I read a blog this morning from Head In Books. She describes the pernicious effect of music and TV on the young minds of children, who learn the words for things before they even know about the things themselves.
But she also writes about the cultural impact of Disney using Beauty And The Beast as her example…
Beauty and the Beast? I’d like it more if it was a prince who had to demonstrate how he learned to value inner beauty by marrying some hideously mutlitated crone who was rendered back to gorgeousness by his true love’s kiss.
This got me thinking about perspectives. I know Beauty And The Beast is about a girl learning that beauty is only skin deep and it’s character that truly matters, but I never really watched it that way. (or read it, of course, long before Disney got it’s glossy hands on it.)
I always saw it as a man who had been a bit of a bastard, realising the mistakes he’d made and, by caring for a girl, loving her he ultimately finds redemption in having that love returned, despite the ugliness of his past.

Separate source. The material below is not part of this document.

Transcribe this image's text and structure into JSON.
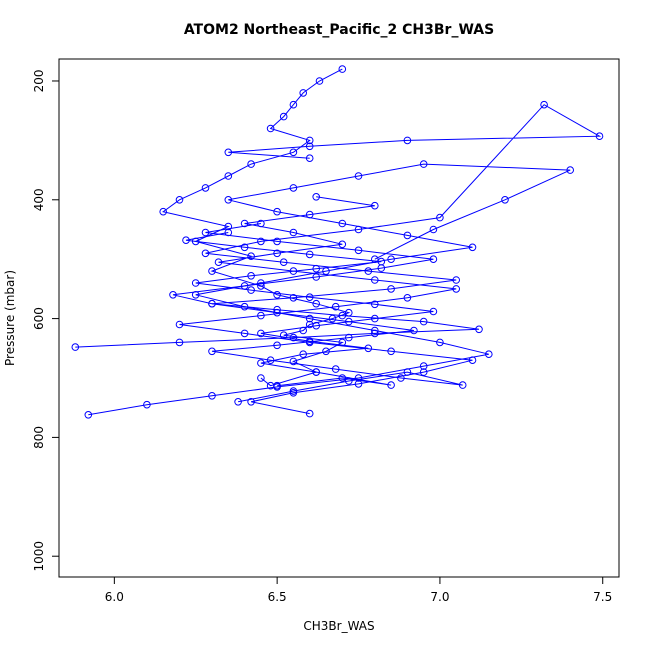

I think that’s a hugely positive message for boys. You can always change, you can always be better, and that it only takes the heart of one girl to change your life.
I’m much better person than I used to be. I’m not perfect, I’m still working on that, but each day there are lessons that I can apply, that help me improve. And that it doesn’t matter if I messed up before, so long as I learn those lessons and don’t mess up again.
I did a thing as a teenager that I still cringe inside when I think about. I hate that I did it. I’ll never do it again. Only once in the last 30 years has anyone mentioned it, partly because I learned (and partly because to anyone else it was trivial – no one got hurt, it wasn’t “bad”, just cringey).
It’s only from my perspective that what I did was bad. Just as I have a minority perspective on the lessons from Beauty And The Beast. That’s one of the lessons, though. We see things differently, and it’s important to know how.
But I’m a better person for the lessons of my life. Parts of the beast have been slain. Some parts of the beast remain, but they work for me now.